The most typical symptoms include waking up in the middle of the night with upper abdominal pain and upper abdominal pain that worsens after you eat. The sensation is frequently described as a burning or dull aching. Other signs include belching, vomiting, weight loss, and a loss of appetite. A third of the elderly show no symptoms. Complications may include bleeding, perforation, and stomach obstruction. Bleeding can occur in up to 15% of cases.

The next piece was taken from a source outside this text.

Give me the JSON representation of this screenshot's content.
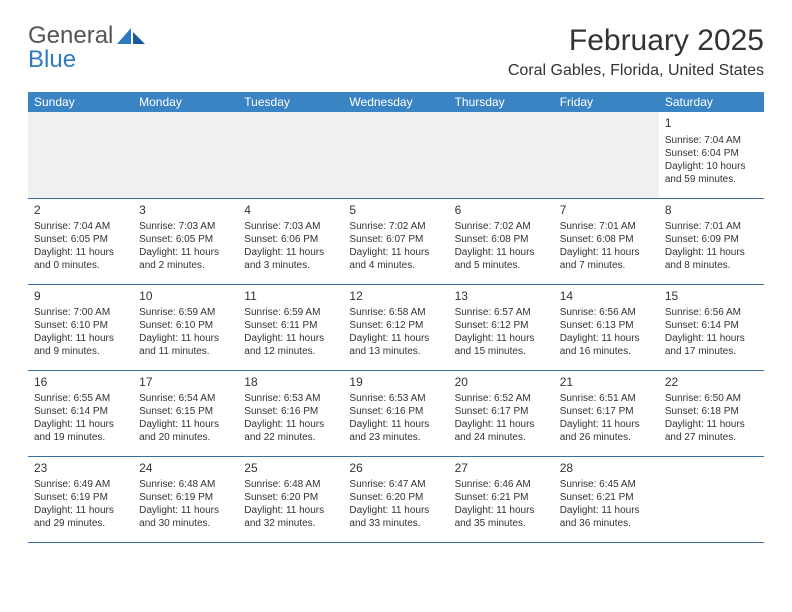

The bacteria Helicobacter pylori and nonsteroidal anti-inflammatory medications are two common causes (NSAIDs). Tobacco usage, stress as a result of other major health disorders, Behçet's illness, Zollinger–Ellison syndrome, Crohn's disease, and liver cirrhosis are some of the less prevalent reasons.

The ulcer-causing effects of NSAIDs are particularly marked in the elderly. The diagnosis is usually suspected based on the presenting symptoms, and it is confirmed by endoscopy or barium swallow. H. pylori can be diagnosed through blood testing for antibodies, urea breath testing, stool testing for indications of the bacteria, or a stomach biopsy. Stomach cancer, coronary heart disease, and stomach lining or gallbladder inflammation are all illnesses that cause comparable symptoms.

Diet has no effect on the development or prevention of ulcers. Treatment involves quitting smoking, discontinuing NSAIDs, abstaining from alcohol, and taking drugs to reduce stomach acid. A proton pump inhibitor (PPI) or an H2 blocker is typically used to reduce acid, with four weeks of treatment initially advised. H. pylori ulcers are treated with a mix of drugs, including amoxicillin, clarithromycin, and a PPI. Because antibiotic resistance is on the rise, treatment may not always be successful. Endoscopy can be used to treat bleeding ulcers, with surgical surgery being reserved for cases when endoscopy fails.